Z ich odkryciami wiązane są nadzieje, że pozwolą na leczenie wielu chorób cywilizacyjnych, a także, że z czasem terapia komórkowa zastąpi transplantologię.
Polscy i amerykańscy naukowcy z Kalifornijskiego Instytutu Medycyny Regeneracyjnej (CIRM) i warszawskiego Centrum Badań Przedklinicznych i Technologii (CePT), zamiast konkurować, postanowili współpracować i wymieniać się wynikami swoich badań nad komórkami macierzystymi. Będą się także wspierali finansowo. Przede wszystkim Amerykanie nas, bo na badania mają w sumie ok. 3 mld dol. - Chcemy, by współpraca polskich naukowców z kalifornijskim środowiskiem naukowym i biznesowym podniosła prestiż Polski i przedstawiła nasz kraj jako centrum innowacji i rozwoju badań – mówi Piotr Moncarz, consulting professor na Uniwersytecie Stanford. Szefowie CIRM nie ukrywają, że wybór padł na Polaków ze względu na wysoką jakość prowadzonych przez nich badań. – Polscy badacze komórek macierzystych to bardzo dynamiczna grupa, która z pewnością wesprze naukowców z Kalifornii – mówi Jonathan Thomas, prezes zarządu CIRM.

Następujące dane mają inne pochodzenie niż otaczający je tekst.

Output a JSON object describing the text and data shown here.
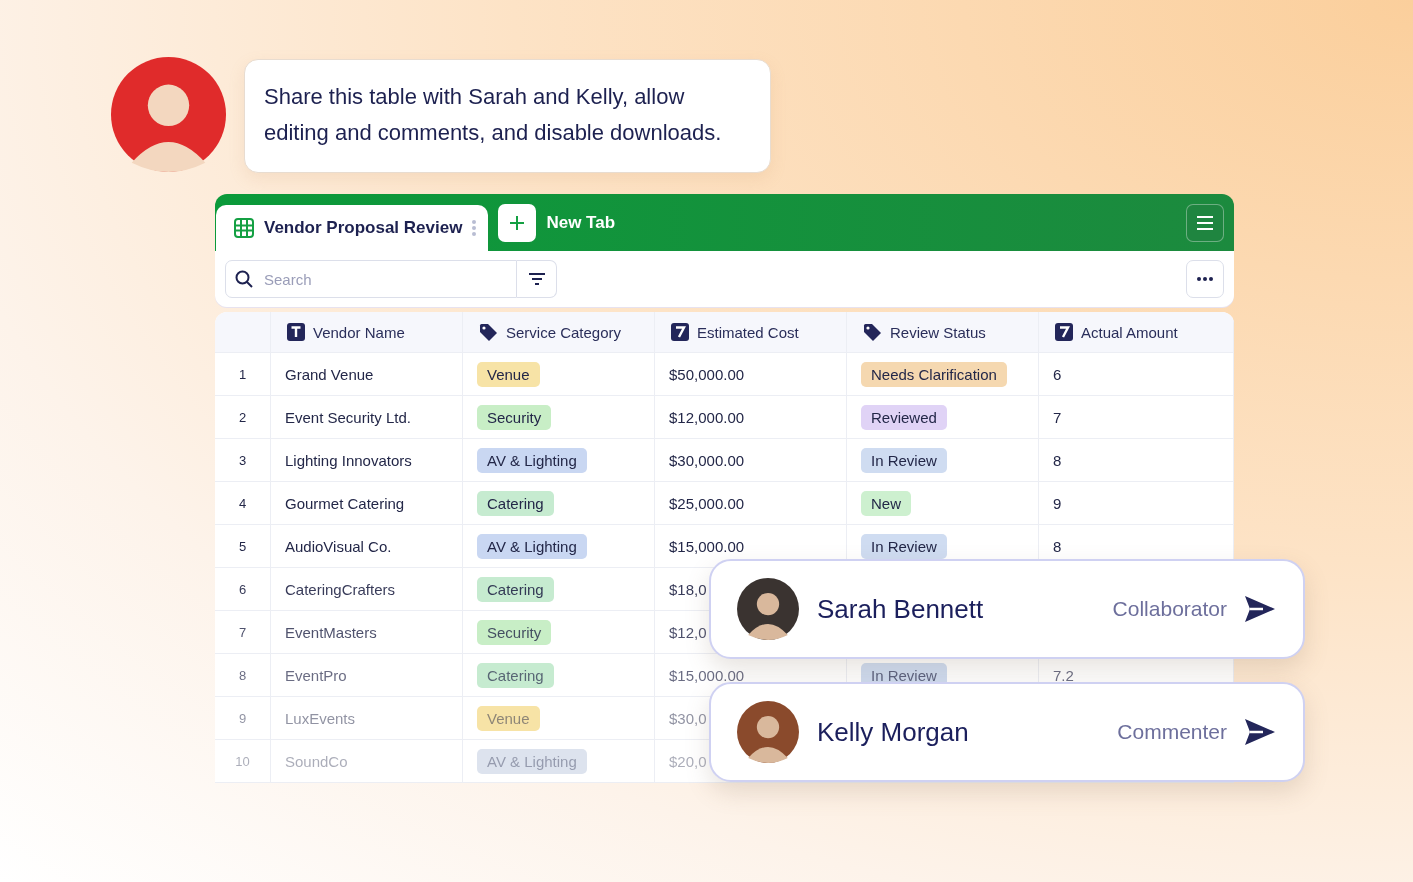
{
  "prompt": {
    "text": "Share this table with Sarah and Kelly, allow editing and comments, and disable downloads."
  },
  "sheet_tab": {
    "label": "Vendor Proposal Review",
    "selected": true
  },
  "new_tab": {
    "label": "New Tab"
  },
  "search": {
    "placeholder": "Search"
  },
  "table": {
    "columns": [
      {
        "label": "Vendor Name",
        "kind": "text"
      },
      {
        "label": "Service Category",
        "kind": "tag"
      },
      {
        "label": "Estimated Cost",
        "kind": "number"
      },
      {
        "label": "Review Status",
        "kind": "tag"
      },
      {
        "label": "Actual Amount",
        "kind": "number"
      }
    ],
    "rows": [
      {
        "index": "1",
        "vendor": "Grand Venue",
        "category": {
          "label": "Venue",
          "color": "#f7e3a6"
        },
        "cost": "$50,000.00",
        "status": {
          "label": "Needs Clarification",
          "color": "#f5d8b0"
        },
        "amount": "6"
      },
      {
        "index": "2",
        "vendor": "Event Security Ltd.",
        "category": {
          "label": "Security",
          "color": "#c8eec6"
        },
        "cost": "$12,000.00",
        "status": {
          "label": "Reviewed",
          "color": "#e0d3f6"
        },
        "amount": "7"
      },
      {
        "index": "3",
        "vendor": "Lighting Innovators",
        "category": {
          "label": "AV & Lighting",
          "color": "#c9d7f2"
        },
        "cost": "$30,000.00",
        "status": {
          "label": "In Review",
          "color": "#cfdcf1"
        },
        "amount": "8"
      },
      {
        "index": "4",
        "vendor": "Gourmet Catering",
        "category": {
          "label": "Catering",
          "color": "#c6ebd0"
        },
        "cost": "$25,000.00",
        "status": {
          "label": "New",
          "color": "#cdf0cf"
        },
        "amount": "9"
      },
      {
        "index": "5",
        "vendor": "AudioVisual Co.",
        "category": {
          "label": "AV & Lighting",
          "color": "#c9d7f2"
        },
        "cost": "$15,000.00",
        "status": {
          "label": "In Review",
          "color": "#cfdcf1"
        },
        "amount": "8"
      },
      {
        "index": "6",
        "vendor": "CateringCrafters",
        "category": {
          "label": "Catering",
          "color": "#c6ebd0"
        },
        "cost": "$18,0"
      },
      {
        "index": "7",
        "vendor": "EventMasters",
        "category": {
          "label": "Security",
          "color": "#c8eec6"
        },
        "cost": "$12,0"
      },
      {
        "index": "8",
        "vendor": "EventPro",
        "category": {
          "label": "Catering",
          "color": "#c6ebd0"
        },
        "cost": "$15,000.00",
        "status": {
          "label": "In Review",
          "color": "#cfdcf1"
        },
        "amount": "7.2"
      },
      {
        "index": "9",
        "vendor": "LuxEvents",
        "category": {
          "label": "Venue",
          "color": "#f7e3a6"
        },
        "cost": "$30,0"
      },
      {
        "index": "10",
        "vendor": "SoundCo",
        "category": {
          "label": "AV & Lighting",
          "color": "#dde3ee"
        },
        "cost": "$20,0"
      }
    ]
  },
  "share": [
    {
      "name": "Sarah Bennett",
      "role": "Collaborator"
    },
    {
      "name": "Kelly Morgan",
      "role": "Commenter"
    }
  ]
}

Komórki macierzyste w organizmach są zdolne do samoodnowy i podziału. Komórka powstała po podziale macierzystej, może, ale nie musi, przekształcić się w nową, z wyspecjalizowaną już funkcją. Dorosłe komórki macierzyste odnawiają i naprawiają w ten sposób zniszczone i zużyte tkanki. Z powodu tej właściwości, znalazły one szerokie zastosowanie w medycynie i kosmetyce. Medycyna obecnie wykorzystuje komórki macierzyste, np. do leczenia cukrzycy, chorób serca lub uszkodzeń kręgosłupa.

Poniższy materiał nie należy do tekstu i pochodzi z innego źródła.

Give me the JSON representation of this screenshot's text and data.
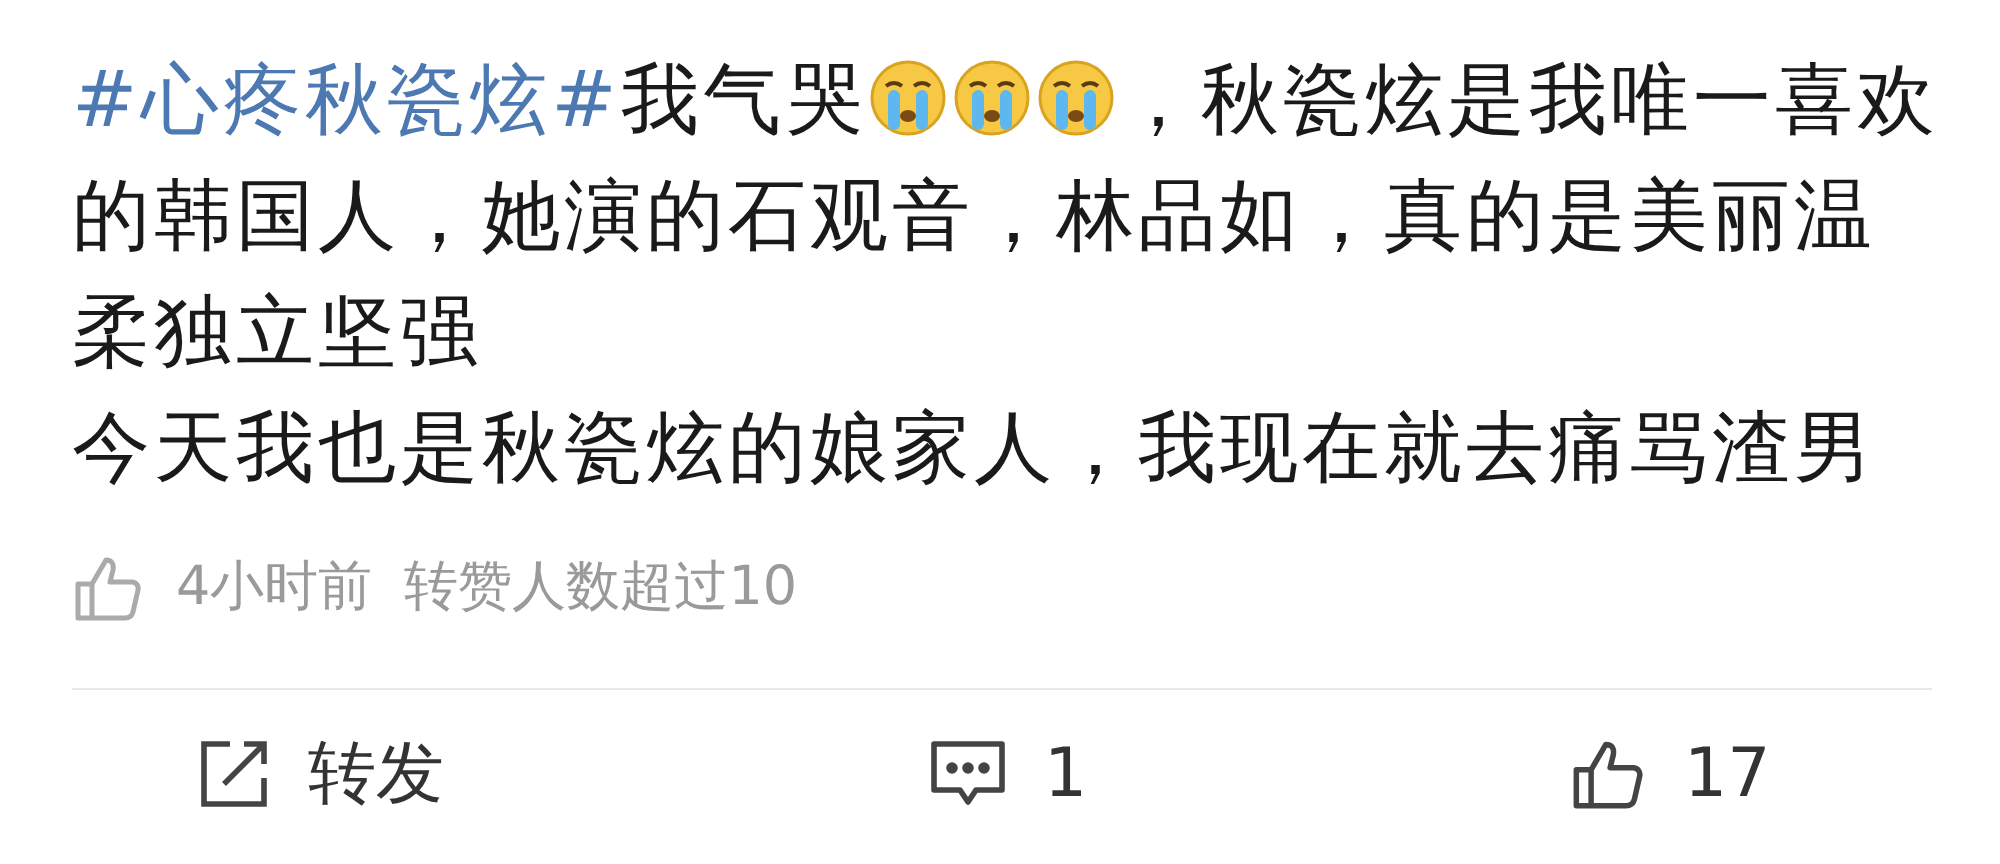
{
  "post": {
    "hashtag": "#心疼秋瓷炫#",
    "text_before": "我气哭",
    "emojis": [
      {
        "kind": "crying"
      },
      {
        "kind": "crying"
      },
      {
        "kind": "crying"
      }
    ],
    "text_after": "，秋瓷炫是我唯一喜欢的韩国人，她演的石观音，林品如，真的是美丽温柔独立坚强",
    "paragraph_2": "今天我也是秋瓷炫的娘家人，我现在就去痛骂渣男"
  },
  "meta": {
    "time": "4小时前",
    "note": "转赞人数超过10"
  },
  "actions": [
    {
      "kind": "repost",
      "label": "转发"
    },
    {
      "kind": "comment",
      "label": "1"
    },
    {
      "kind": "like",
      "label": "17"
    }
  ]
}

Równocześnie z błędami podczas podziału komórek macierzystych wiązane są genezy niektórych chorób i defektów poporodowych. Jednak nasza wiedza nie jest wystarczająca by stwierdzić dlaczego tak się dzieje i jak temu zapobiegać. To między innymi na te pytania mają odpowiedzieć badania polskich i amerykańskich naukowców. Mają również powiedzieć nam wiele więcej na tego jak i dlaczego dojrzewa ludzki organizm. Zespoły będą chciały również spróbować wytworzyć konkretny rodzaju komórek z komórek macierzystych. Do tej pory nikomu się to nie udało, bo nasza wiedza nie pozwala na idealne odzwierciedlenie warunków niezbędnych do prawidłowego przebiegu testu.
Z ich odkryciami wiązane są nadzieje, że pozwolą na leczenie wielu chorób cywilizacyjnych, a także, że z czasem terapia komórkowa zastąpi transplantologię.